Montgomery Co. encourages support for local arts, entertainment after lost revenue during peak COVID

Even as we are no longer at the peak of the ongoing pandemic -- the arts and entertainment culture certainly took a financial hit.

Now, many areas in the D.C. region are bringing back live entertainment including concerts.

After two years, there is much more of a robust line-up of live concerts and in person performances. That includes the Strathmore and Veterans Plaza, among many other participating venues.

"We need to support the arts because during the darker times, they have supported us, they have kept us in touch with one another," said Suzan Jenkins, CEO of the county’s arts and humanities council.

Jenkins, explained that at the start of the pandemic and when everything shut down, the county lost a lot of revenue as there were no longer opportunities to attend any live entertainment.

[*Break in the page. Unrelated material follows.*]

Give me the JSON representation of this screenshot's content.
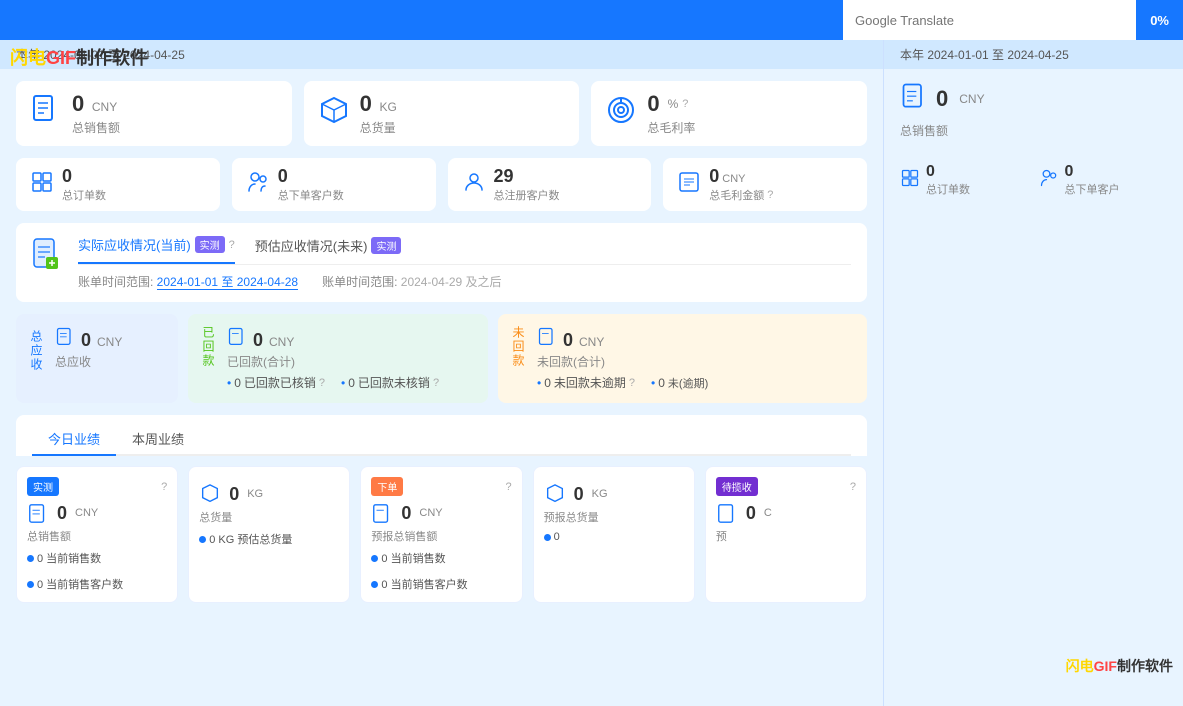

"We see that the average ticket in Montgomery County is about $22.50," she explained.

"There were about 2.5 million canceled tickets so we saw, that by June 2021, losses were projected to increase to about $81 million. We lost a projected $57 million in economic activity and local audience spending from 9,000 canceled cultural events in 2020."

The huge hit was also a devastating time for local artists. That includes Daryl Davis of Silver Spring.

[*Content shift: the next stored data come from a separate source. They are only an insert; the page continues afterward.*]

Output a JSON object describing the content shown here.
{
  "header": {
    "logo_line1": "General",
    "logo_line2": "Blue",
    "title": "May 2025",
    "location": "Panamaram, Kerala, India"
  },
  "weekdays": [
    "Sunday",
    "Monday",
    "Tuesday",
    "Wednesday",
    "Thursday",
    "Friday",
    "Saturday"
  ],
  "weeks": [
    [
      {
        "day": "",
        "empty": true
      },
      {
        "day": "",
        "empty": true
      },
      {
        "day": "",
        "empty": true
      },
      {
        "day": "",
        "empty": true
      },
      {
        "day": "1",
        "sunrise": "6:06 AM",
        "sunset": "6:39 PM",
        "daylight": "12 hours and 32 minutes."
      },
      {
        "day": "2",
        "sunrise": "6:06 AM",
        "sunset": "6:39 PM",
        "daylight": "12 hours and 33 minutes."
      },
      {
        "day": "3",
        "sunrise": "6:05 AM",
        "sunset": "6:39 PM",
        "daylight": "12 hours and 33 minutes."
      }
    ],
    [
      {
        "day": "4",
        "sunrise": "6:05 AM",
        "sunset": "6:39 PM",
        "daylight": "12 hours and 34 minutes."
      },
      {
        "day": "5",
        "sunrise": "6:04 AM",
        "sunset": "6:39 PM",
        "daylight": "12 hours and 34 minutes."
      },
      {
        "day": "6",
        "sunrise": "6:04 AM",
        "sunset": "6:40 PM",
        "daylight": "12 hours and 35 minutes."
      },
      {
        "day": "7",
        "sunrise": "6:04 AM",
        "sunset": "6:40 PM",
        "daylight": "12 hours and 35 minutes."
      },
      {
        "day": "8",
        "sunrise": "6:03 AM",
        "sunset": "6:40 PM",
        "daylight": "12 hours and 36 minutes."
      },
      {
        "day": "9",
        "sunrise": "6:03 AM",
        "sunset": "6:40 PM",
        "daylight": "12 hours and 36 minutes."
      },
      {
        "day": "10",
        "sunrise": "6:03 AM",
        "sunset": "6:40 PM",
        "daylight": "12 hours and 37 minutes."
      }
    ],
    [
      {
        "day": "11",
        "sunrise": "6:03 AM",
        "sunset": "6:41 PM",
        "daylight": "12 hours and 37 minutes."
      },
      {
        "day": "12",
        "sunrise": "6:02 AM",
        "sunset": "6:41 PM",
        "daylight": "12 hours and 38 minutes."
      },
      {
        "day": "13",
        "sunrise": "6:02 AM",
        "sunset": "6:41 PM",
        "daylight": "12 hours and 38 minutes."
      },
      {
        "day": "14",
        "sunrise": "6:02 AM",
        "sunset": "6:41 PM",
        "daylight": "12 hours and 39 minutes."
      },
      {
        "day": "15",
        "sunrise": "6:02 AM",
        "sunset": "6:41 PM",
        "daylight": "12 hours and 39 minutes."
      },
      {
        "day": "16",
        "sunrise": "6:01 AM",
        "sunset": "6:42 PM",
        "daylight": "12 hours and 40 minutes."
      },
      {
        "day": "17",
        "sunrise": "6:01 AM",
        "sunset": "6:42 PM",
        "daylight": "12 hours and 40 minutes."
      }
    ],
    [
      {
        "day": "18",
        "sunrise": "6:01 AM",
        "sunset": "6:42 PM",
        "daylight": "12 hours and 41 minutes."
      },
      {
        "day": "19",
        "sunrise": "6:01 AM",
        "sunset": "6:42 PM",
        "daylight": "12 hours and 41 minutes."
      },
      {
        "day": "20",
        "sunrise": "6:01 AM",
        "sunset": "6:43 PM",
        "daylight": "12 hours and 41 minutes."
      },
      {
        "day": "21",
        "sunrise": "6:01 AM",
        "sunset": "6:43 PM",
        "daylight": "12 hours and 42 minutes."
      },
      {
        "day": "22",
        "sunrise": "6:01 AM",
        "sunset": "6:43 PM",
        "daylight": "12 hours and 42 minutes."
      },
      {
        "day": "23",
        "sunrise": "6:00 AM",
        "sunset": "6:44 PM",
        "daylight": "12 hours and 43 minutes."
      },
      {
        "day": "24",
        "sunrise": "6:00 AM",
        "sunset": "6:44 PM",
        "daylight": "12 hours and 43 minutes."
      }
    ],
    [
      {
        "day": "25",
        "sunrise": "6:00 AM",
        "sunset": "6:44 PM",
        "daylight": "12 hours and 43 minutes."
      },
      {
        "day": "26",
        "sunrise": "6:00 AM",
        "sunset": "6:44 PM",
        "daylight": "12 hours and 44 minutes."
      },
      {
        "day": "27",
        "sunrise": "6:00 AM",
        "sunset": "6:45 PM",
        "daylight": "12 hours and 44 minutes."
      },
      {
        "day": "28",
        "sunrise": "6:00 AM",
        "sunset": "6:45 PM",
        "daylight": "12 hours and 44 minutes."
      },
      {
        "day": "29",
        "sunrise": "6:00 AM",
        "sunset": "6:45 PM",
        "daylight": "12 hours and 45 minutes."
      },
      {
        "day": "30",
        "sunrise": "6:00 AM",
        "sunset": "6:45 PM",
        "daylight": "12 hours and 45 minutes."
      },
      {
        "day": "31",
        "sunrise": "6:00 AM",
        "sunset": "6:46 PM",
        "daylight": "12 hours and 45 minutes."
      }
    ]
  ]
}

"In March of 2020, my calendar and just like any musicians’ calendar, got completely wiped out," said Davis. "All the gigs were gone, clubs were closed."

That meant, many performers and entertainers were struggling to make ends meet.

"So many musicians I know, the ones that I know personally, did not do so well because they rely on that gig money especially if you’re a full time musician," explained Davis.

Jenkins explained that during that time, the county’s arts and humanities, stepped up with its general operating support budget and provided individual artists with grant money to help them.

"Music is integral to our lives and it’s something that brings us comfort or joy," explained Lisa Martin, the executive director of the Silver Spring Town Center.

Martin said that local live performances have started to take hold once again such as the Silver Spring Blues Festival, a month ago.

"I think that this two plus year pause that we had, really highlighted something that we took for granted," she said. The town center is now getting ready for its Annual Harvest Moon Festival coming up in September.

"This is our job, our career," said Davis. "People tend to believe that music is a luxury not a necessity and I say this not because I’m a musician but because it’s true music is necessity."